Fifi Sali, HR executive at Vuma, says while HR professionals are expected to play the role of “everything to everyone”, their needs from a mental and emotional wellbeing perspective are hardly taken into account.
“As HR professionals during the pandemic, it was our duty to hold space and make sure everyone was fine and that processes continued to run smoothly. We were expected to show up and introduce new ways forward in terms of policy changes that took into account, for example, how to best support employees living alone under lockdown, or how to help employees dealing with positive Covid-19 diagnoses,” says Fifi.
“We couldn’t tell them that in the process we were struggling, and there was no room for us to fall apart, despite us having our own pandemic-related challenges to deal with. In our line of work, there is the expectation to be on top of our game because we have so many people depending on us, and that did cause some anxiety at the outset,” she says.
According to Jacob Tema, a social worker for Rays of Hope who specialises in gender-based violence (GBV), the increased demand for specialised victim support during lockdown, especially in Alexandra where cases of GBV saw a sharp increase during lockdown, had an overwhelming impact on social workers.
“During lockdown there was a continued demand for social workers because they were designated as essential workers. This exacerbated burnout and compassion fatigue. Social workers also experienced secondary trauma as a result of clients in need of psychosocial support,” he says. In addition, shortages of social workers available to provide much-needed services in communities, and a lack of proper wellness programmes dedicated to “caring for carers” that include psychological debriefing, has contributed greatly toward mental health challenges among social workers.
Support systems are crucial
Matthew Peter Le Roux, better known as singer-songwriter Jimmy Nevis, shared that he also battled feelings of emotional exhaustion. “For me, it was a time of feeling helpless. Even though I was doing my best, it felt like it wasn’t enough,” he says. “Not being able to perform, work, travel or network, and the negative impact all of this has on your salary and income, is a lot to handle as a creative and entrepreneur. And on top of that, people were having to deal with the loss of family members.”
He says the recent spate of suicides and mental health incidences among creatives and entrepreneurs points to a need for greater support for South Africa’s up-and-coming artists, and increased efforts aimed at nurturing creativity and innovation.

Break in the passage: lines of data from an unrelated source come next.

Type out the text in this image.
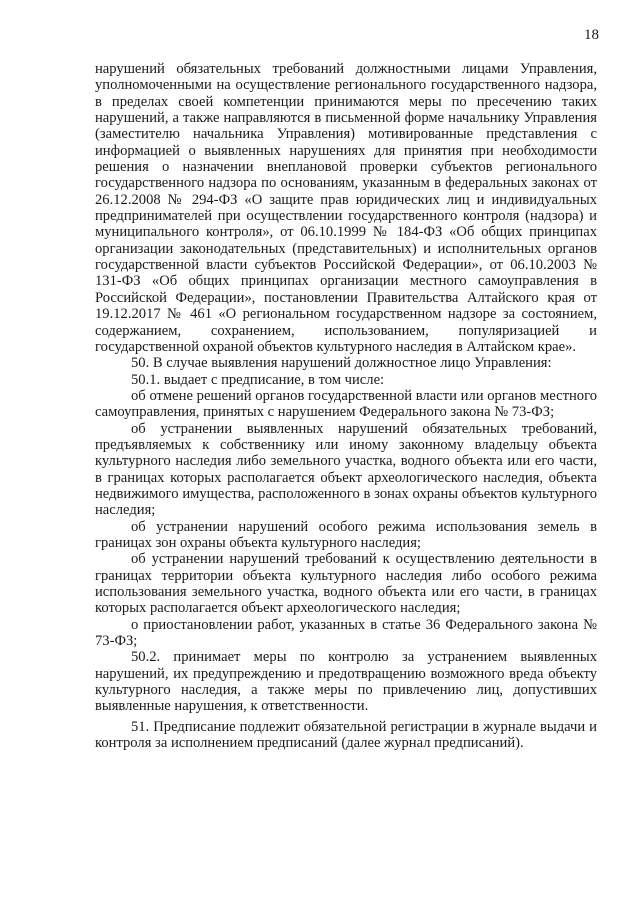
18

нарушений обязательных требований должностными лицами Управления, уполномоченными на осуществление регионального государственного надзора, в пределах своей компетенции принимаются меры по пресечению таких нарушений, а также направляются в письменной форме начальнику Управления (заместителю начальника Управления) мотивированные представления с информацией о выявленных нарушениях для принятия при необходимости решения о назначении внеплановой проверки субъектов регионального государственного надзора по основаниям, указанным в федеральных законах от 26.12.2008 № 294-ФЗ «О защите прав юридических лиц и индивидуальных предпринимателей при осуществлении государственного контроля (надзора) и муниципального контроля», от 06.10.1999 № 184-ФЗ «Об общих принципах организации законодательных (представительных) и исполнительных органов государственной власти субъектов Российской Федерации», от 06.10.2003 № 131-ФЗ «Об общих принципах организации местного самоуправления в Российской Федерации», постановлении Правительства Алтайского края от 19.12.2017 № 461 «О региональном государственном надзоре за состоянием, содержанием, сохранением, использованием, популяризацией и государственной охраной объектов культурного наследия в Алтайском крае».

50. В случае выявления нарушений должностное лицо Управления:

50.1. выдает с предписание, в том числе:

об отмене решений органов государственной власти или органов местного самоуправления, принятых с нарушением Федерального закона № 73-ФЗ;

об устранении выявленных нарушений обязательных требований, предъявляемых к собственнику или иному законному владельцу объекта культурного наследия либо земельного участка, водного объекта или его части, в границах которых располагается объект археологического наследия, объекта недвижимого имущества, расположенного в зонах охраны объектов культурного наследия;

об устранении нарушений особого режима использования земель в границах зон охраны объекта культурного наследия;

об устранении нарушений требований к осуществлению деятельности в границах территории объекта культурного наследия либо особого режима использования земельного участка, водного объекта или его части, в границах которых располагается объект археологического наследия;

о приостановлении работ, указанных в статье 36 Федерального закона № 73-ФЗ;

50.2. принимает меры по контролю за устранением выявленных нарушений, их предупреждению и предотвращению возможного вреда объекту культурного наследия, а также меры по привлечению лиц, допустивших выявленные нарушения, к ответственности.

51. Предписание подлежит обязательной регистрации в журнале выдачи и контроля за исполнением предписаний (далее журнал предписаний).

With all the doom and gloom, strides have been made in dealing with mental issues in workplaces, with a number making counselling services more accessible to employees and increasingly making allowances for people to take “mental health days” in the year.
Organisations like the South African Depression and Anxiety Group (SADAG) have also established online support groups for those suffering with various mental health challenges.